Marcher un soir sous une pluie fine dans les ruelles, entrer dans un salon de thé à la lumière tamisée - typique de la culture chinoise - fait tout naturellement naître une nostalgie du passé. Des conditions géographiques particulières et différents facteurs historiques sont à l'origine de l'atmosphère culturelle qui règne à Taïwan. La Chine continentale a connu la Révolution culturelle [1966-1976], qui a marqué une rupture dans la tradition. De nombreuses choses ont été éliminées à l'époque, car elles étaient considérées comme des éléments nuisibles. Taïwan n'a pas vécu cette coupure. Elle a toujours perpétué l'enseignement des sciences et des arts chinois. J'ai remarqué que Taipei souffrait d'un profond complexe de nostalgie du pays natal, lié à l'implantation massive de Chinois continentaux sur l'île. Il est bien naturel qu'un tel sentiment surgisse chez ces gens qui, en venant se réfugier à Taïwan se sont séparés de leur famille depuis quarante, voire cinquante années.

Mais les souvenirs de leur descendance sur ce pays natal ne sont que des souvenirs de souvenirs. La nostalgie du pays natal de jeunes écrivains taïwanais comme Chang Ta-ch'un [né en 1957], Chu T'ien-wen [né en 1956] et sa soeur Chu T'ien-hsin [née en 1958] n'est qu'une chimère, qu'une légende. Leur nostalgie est fondée sur celle de leurs ancêtres. Avec l'ouverture de la Chine continentale, dans les années 80, ils auront un jour peut-être l'occasion de fouler le sol de leur terre natale et ils s'apercevront alors combien celle-ci est différente de l'image qu'ils s'en font en imagination. Un long éloignement a contribué à rendre étrangères les cultures de part et d'autre des deux rives du détroit de Taïwan.

La littérature a joué le rôle que la politique et l'économie ne pouvaient assumer. Les écrivains de l'ancienne génération de Taipei aiment à puiser leur inspiration dans leur pays natal. Ce qu'ils écrivent a toujours un étroit rapport avec les lieux où ils ont vécu dans leur enfance. Il est très rare que des éléments typiquement insulaires, comme la brise sous les cocotiers, s'immiscent dans leurs oeuvres. Leurs ouvrages prennent toujours pour cadre des grandes plaines désertes, avec pour toute végétation du soja, du maïs et du sorgho. La littérature est un moyen pour eux de se remémorer ces souvenirs. Ces auteurs emploient un langage émaillé d'expressions dialectales propres à leur région d'origine [continentale].

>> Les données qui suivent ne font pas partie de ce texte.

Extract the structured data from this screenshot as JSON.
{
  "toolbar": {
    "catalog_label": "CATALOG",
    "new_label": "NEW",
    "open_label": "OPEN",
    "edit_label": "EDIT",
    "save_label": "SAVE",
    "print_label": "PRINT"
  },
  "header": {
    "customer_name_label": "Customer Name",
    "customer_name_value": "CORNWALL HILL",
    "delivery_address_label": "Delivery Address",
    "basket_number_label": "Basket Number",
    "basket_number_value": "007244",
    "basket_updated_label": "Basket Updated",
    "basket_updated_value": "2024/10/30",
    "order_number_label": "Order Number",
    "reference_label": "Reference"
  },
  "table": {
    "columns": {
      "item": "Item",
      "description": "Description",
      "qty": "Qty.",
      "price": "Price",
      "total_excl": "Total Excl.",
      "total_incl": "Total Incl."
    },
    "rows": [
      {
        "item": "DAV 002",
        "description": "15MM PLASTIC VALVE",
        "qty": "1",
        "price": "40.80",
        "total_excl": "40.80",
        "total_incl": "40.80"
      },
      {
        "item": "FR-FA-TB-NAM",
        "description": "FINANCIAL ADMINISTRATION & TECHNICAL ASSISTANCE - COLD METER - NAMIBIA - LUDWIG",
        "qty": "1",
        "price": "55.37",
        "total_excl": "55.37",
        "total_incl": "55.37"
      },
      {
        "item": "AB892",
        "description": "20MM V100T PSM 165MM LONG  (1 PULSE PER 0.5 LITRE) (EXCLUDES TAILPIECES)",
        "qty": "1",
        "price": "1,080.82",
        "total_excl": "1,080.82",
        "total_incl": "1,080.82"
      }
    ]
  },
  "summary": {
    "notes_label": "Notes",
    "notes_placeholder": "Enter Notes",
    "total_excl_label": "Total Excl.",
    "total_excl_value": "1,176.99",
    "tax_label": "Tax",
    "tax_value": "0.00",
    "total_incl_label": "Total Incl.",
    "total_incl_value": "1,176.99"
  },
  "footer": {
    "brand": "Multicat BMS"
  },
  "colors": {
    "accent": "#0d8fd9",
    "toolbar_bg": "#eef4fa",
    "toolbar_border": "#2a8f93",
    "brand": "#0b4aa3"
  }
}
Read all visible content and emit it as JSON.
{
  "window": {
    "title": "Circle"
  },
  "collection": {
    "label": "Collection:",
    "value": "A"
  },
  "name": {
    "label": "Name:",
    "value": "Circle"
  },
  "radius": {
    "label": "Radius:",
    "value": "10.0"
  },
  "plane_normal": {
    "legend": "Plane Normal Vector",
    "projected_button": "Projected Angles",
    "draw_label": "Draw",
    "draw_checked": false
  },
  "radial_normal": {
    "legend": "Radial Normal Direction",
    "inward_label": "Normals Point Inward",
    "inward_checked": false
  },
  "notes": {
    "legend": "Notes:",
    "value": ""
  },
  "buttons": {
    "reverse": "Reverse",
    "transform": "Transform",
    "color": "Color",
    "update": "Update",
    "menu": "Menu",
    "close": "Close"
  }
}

Leur langue, c'est celle de leur terre natale, et leurs écrits, un moyen pour y retourner. Il arrive certes aux écrivains taïwanais de la nouvelle génération de situer leur récit dans le pays de leurs parents, mais ce pays est une terre étrangère pour eux, car, comme son nom l'indique, un pays natal est l'endroit où un individu a vécu étant enfant, l'endroit qui a reçu le sang de sa mère lorsqu'il est né. Or cette jeune génération d'écrivains a grandi à Taïwan ; elle a en fait deux pays natals.

Un endroit plus difficile d'accès que les Etats-Unis ou la France
En 1998, quand je me suis rendu pour la première fois à Taïwan, ma première impression, liée à des raisons historiques, a été celle d'un endroit très mystérieux ; ma deuxième impression a été que c'était un endroit d'un accès beaucoup plus difficile que les Etats-Unis, la France ou le Japon. J'avais commencé au printemps à accomplir les formalités pour ce voyage et ce n'est qu'au début de l'hiver que tout était prêt.
J'attendais donc beaucoup de ce voyage qui avait été si difficile à préparer, mais, à mon arrivée, j'ai découvert que l'endroit ne présentait pas de grandes différences avec Fuzhou [capitale de la province du Fujian, qui fait face à l'île et où le dialecte est aussi celui qui domine à Taïwan] ou Canton.

Tout était écrit en chinois, les gens parlaient un langage qui m'était familier [le mandarin est la langue officielle à Taïwan comme sur le continent] et avaient la même couleur de peau, le même visage que sur le continent. Je n'avais pas du tout l'impression, comme aux Etats-Unis ou en France, de me trouver en territoire inconnu. Malgré la complexité des formalités, une fois ce problème réglé, j'ai pu constater en mettant les pieds à Taïwan que je n'avais pas quitté mon propre pays. Ce n'était qu'une île de Chine. Le même sang, la même langue, la même écriture unissent la Chine continentale et Taïwan de façon si étroite que rien ne peut les séparer.